On retrouve en effet dans Cutter’s Way certaines composantes typiques du cinéma des années 70, à commencer par des personnages forts, un intrigue efficace qui déroule son sous-texte dans le silence et des ambiances dépressives qui installent le ton d’entrée de jeu. Entre farces d’alcooliques scabreuses, réflexions acides sur l’après Vietnam, jeux de séduction liquoreux, et punchline assassines habillant les lèvres d’esprits fiévreux marqués par la colère, Ivan Passer use de toute le cynisme à sa disposition pour faire de son film un moment mémorable.
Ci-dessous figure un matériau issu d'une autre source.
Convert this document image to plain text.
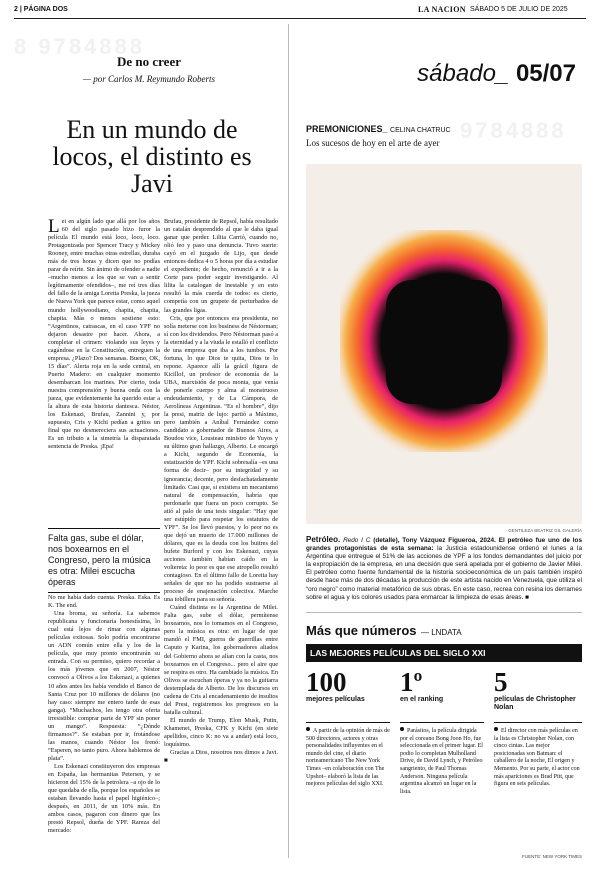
2 | PÁGINA DOS	LA NACION SÁBADO 5 DE JULIO DE 2025
8 9784888
De no creer
— por Carlos M. Reymundo Roberts
En un mundo de locos, el distinto es Javi

Lei en algún lado que allá por los años 60 del siglo pasado hizo furor la película El mundo está loco, loco, loco. Protagonizada por Spencer Tracy y Mickey Rooney, entre muchas otras estrellas, duraba más de tres horas y dicen que no podías parar de reírte. Sin ánimo de ofender a nadie –mucho menos a los que se van a sentir legítimamente ofendidos–, me reí tres días del fallo de la amiga Loretta Preska, la jueza de Nueva York que parece estar, como aquel mundo hollywoodiano, chapita, chapita, chapita. Más o menos sostiene esto: “Argentinos, catrascas, en el caso YPF no dejaron desastre por hacer. Ahora, a completar el crimen: violando sus leyes y cagándose en la Constitución, entreguen la empresa. ¿Plazo? Dos semanas. Bueno, OK, 15 días”. Alerta roja en la sede central, en Puerto Madero: en cualquier momento desembarcan los marines. Por cierto, toda nuestra comprensión y buena onda con la jueza, que evidentemente ha querido estar a la altura de esta historia dantesca. Néstor, los Eskenazi, Brufau, Zannini y, por supuesto, Cris y Kichi pedían a gritos un final que no desmereciera sus actuaciones. Es un tributo a la simetría la disparatada sentencia de Preska. ¡Epa!

Falta gas, sube el dólar, nos boxearnos en el Congreso, pero la música es otra: Milei escucha óperas

No me había dado cuenta. Preska. Eska. Es K. The end.

Una broma, su señoría. La sabemos republicana y funcionaria honestísima, lo cual está lejos de rimar con algunas películas exitosas. Solo podría encontrarse un ADN común entre ella y los de la película, que muy pronto encontrarán su entrada. Con su permiso, quiero recordar a los más jóvenes que en 2007, Néstor convocó a Olivos a los Eskenazi, a quienes 10 años antes les había vendido el Banco de Santa Cruz por 10 millones de dólares (no hay caso: siempre me entero tarde de esas ganga). “Muchachos, les tengo otra oferta irresistible: comprar parte de YPF sin poner un mango”. Respuesta: “¿Dónde firmamos?”. Se estaban por ir, frotándose las manos, cuando Néstor los frenó: “Esperen, no tanto puro. Ahora hablemos de plata”.

Los Eskenazi constituyeron dos empresas en España, las hermanitas Petersen, y se hicieron del 15% de la petrolera –a ojo de lo que quedaba de ella, porque los españoles se estaban llevando hasta el papel higiénico–; después, en 2011, de un 10% más. En ambos casos, pagaron con dinero que les prestó Repsol, dueña de YPF. Rareza del mercado:

Brufau, presidente de Repsol, había resultado un catalán desprendido al que le daba igual ganar que perder. Lilita Carrió, cuando no, olió feo y paso una denuncia. Tuvo suerte: cayó en el juzgado de Lijo, que desde entonces dedica 4 o 5 horas por día a estudiar el expediente; de hecho, renunció a ir a la Corte para poder seguir investigando. Al lilita la catalogan de inestable y en esto resultó la más cuerda de todos: es cierto, competía con un grupete de perturbados de las grandes ligas.

Cris, que por entonces era presidenta, no solía meterse con los business de Néstorman; sí con los dividendos. Pero Néstorman pasó a la eternidad y a la viuda le estalló el conflicto de una empresa que iba a los tumbos. Por fortuna, lo que Dios te quita, Dios te lo repone. Aparece allí la grácil figura de Kicillof, un profesor de economía de la UBA, marxistón de poca monta, que venía de ponerle cuerpo y alma al monstruoso endeudamiento, y de La Cámpora, de Aerolíneas Argentinas. “Es el hombre”, dijo la presi, matriz de lujo: partió a Máximo, pero también a Aníbal Fernández como candidato a gobernador de Buenos Aires, a Boudou vice, Lousteau ministro de Yuyos y su último gran hallazgo, Alberto. Le encargó a Kichi, segundo de Economía, la estatización de YPF. Kichi sobresalía –es una forma de decir– por su integridad y su ignorancia; decente, pero desfachatadamente limitado. Casi que, si existiera un mecanismo natural de compensación, habría que perdonarle que fuera un poco corrupto. Se atió al palo de una tesis singular: “Hay que ser estúpido para respetar los estatutos de YPF”. Se los llevó puestos, y lo peor no es que dejó un muerto de 17.000 millones de dólares, que es la deuda con los buitres del bufete Burford y con los Eskenazi, cuyas acciones también habían caído en la voltereta: lo peor es que ese atropello resultó contagioso. En el último fallo de Loretta hay señales de que no ha podido sustraerse al proceso de enajenación colectiva. Marche una tobillera para su señoría.

Cuánd distinta es la Argentina de Milei. Falta gas, sube el dólar, permítense boxearnos, nos lo tomamos en el Congreso, pero la música es otra: en lugar de que mandó el FMI, guerra de guerrillas entre Caputo y Karina, los gobernadores aliados del Gobierno ahora se alían con la casta, nos boxearnos en el Congreso... pero el aire que se respira es otro. Ha cambiado la música. En Olivos se escuchan óperas y ya no la guitarra destemplada de Alberto. De los discursos en cadena de Cris al encadenamiento de insultos del Presi, registremos los progresos en la batalla cultural.

El mundo de Trump, Elon Musk, Putin, Khamenei, Preska, CFK y Kichi (en siete apellidos, cinco K: no va a andar) está loco, loquísimo.

Gracias a Dios, nosotros nos dimos a Javi. ■

sábado_ 05/07
9784888
PREMONICIONES_ CELINA CHATRUC
Los sucesos de hoy en el arte de ayer
GENTILEZA BEATRIZ GIL GALERÍA
Petróleo. Redo I C (detalle), Tony Vázquez Figueroa, 2024. El petróleo fue uno de los grandes protagonistas de esta semana: la Justicia estadounidense ordenó el lunes a la Argentina que entregue el 51% de las acciones de YPF a los fondos demandantes del juicio por la expropiación de la empresa, en una decisión que será apelada por el gobierno de Javier Milei. El petróleo como fuente fundamental de la historia socioeconómica de un país también inspiró desde hace más de dos décadas la producción de este artista nacido en Venezuela, que utiliza el “oro negro” como material metafórico de sus obras. En este caso, recrea con resina los derrames sobre el agua y los colores usados para enmarcar la limpieza de esas áreas. ■
Más que números — LNDATA
LAS MEJORES PELÍCULAS DEL SIGLO XXI
100
mejores películas
A partir de la opinión de más de 500 directores, actores y otras personalidades influyentes en el mundo del cine, el diario norteamericano The New York Times –en colaboración con The Upshot– elaboró la lista de las mejores películas del siglo XXI.
1º
en el ranking
Parásitos, la película dirigida por el coreano Bong Joon Ho, fue seleccionada en el primer lugar. El podio lo completan Mulholland Drive, de David Lynch, y Petróleo sangriento, de Paul Thomas Anderson. Ninguna película argentina alcanzó un lugar en la lista.
5
películas de Christopher Nolan
El director con más películas en la lista es Christopher Nolan, con cinco cintas. Las mejor posicionadas son Batman: el caballero de la noche, El origen y Memento. Por su parte, el actor con más apariciones es Brad Pitt, que figura en seis películas.
FUENTE: NEW YORK TIMES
Une bobine atypique qui risque de perdre ceux qui en attendaient un polar au sens premier du terme. Si les 10 premières minutes peuvent laisser entendre qu’il sera question par la suite d’une chasse au salopard sur fond de biture chronique, il n’en sera finalement rien. Le mystère initial est vite résolu pour laisser place à la vraie matière du film : la relation particulière qui lie ses 3 protagonistes.
3 acteurs qui donnent le meilleur : John Heard, méconnaissable, est impressionnant de maîtrise et Jeff Bridge trouve la tonalité parfaite pour illustrer son double antagoniste. L’alliance des deux tempéraments, celui du chien fou incontrôlable et de l’apathique imperturbable, permet à l’électron libre qui les rassemble, la charmeuse Lisa Eichhorn d’être la pièce centrale d’une relation ambigüe dont l’équilibre bancal est mis à mal par une trahison consentie assez troublante.
Dommage que la fin ressemble à un pastiche mal tempéré de la radicalité des années 70. Ivan Passer souhaitait probablement habiller son film de cette absence de compromis qui a fait la réputation du nouvel Hollywood, avec une dernière séquence noire en diable. Mais elle est si mal amenée, si soudaine et surtout si improbable, qu’on finit la séance un poil sur la réserve. Puis on repense à ce qui a précédé, et on se dit que Cutter’s Way est quand même une sacrée péloche, à laquelle il ne manque pas grand-chose, un peu plus de rythme peut-être, pour s’exprimer totalement.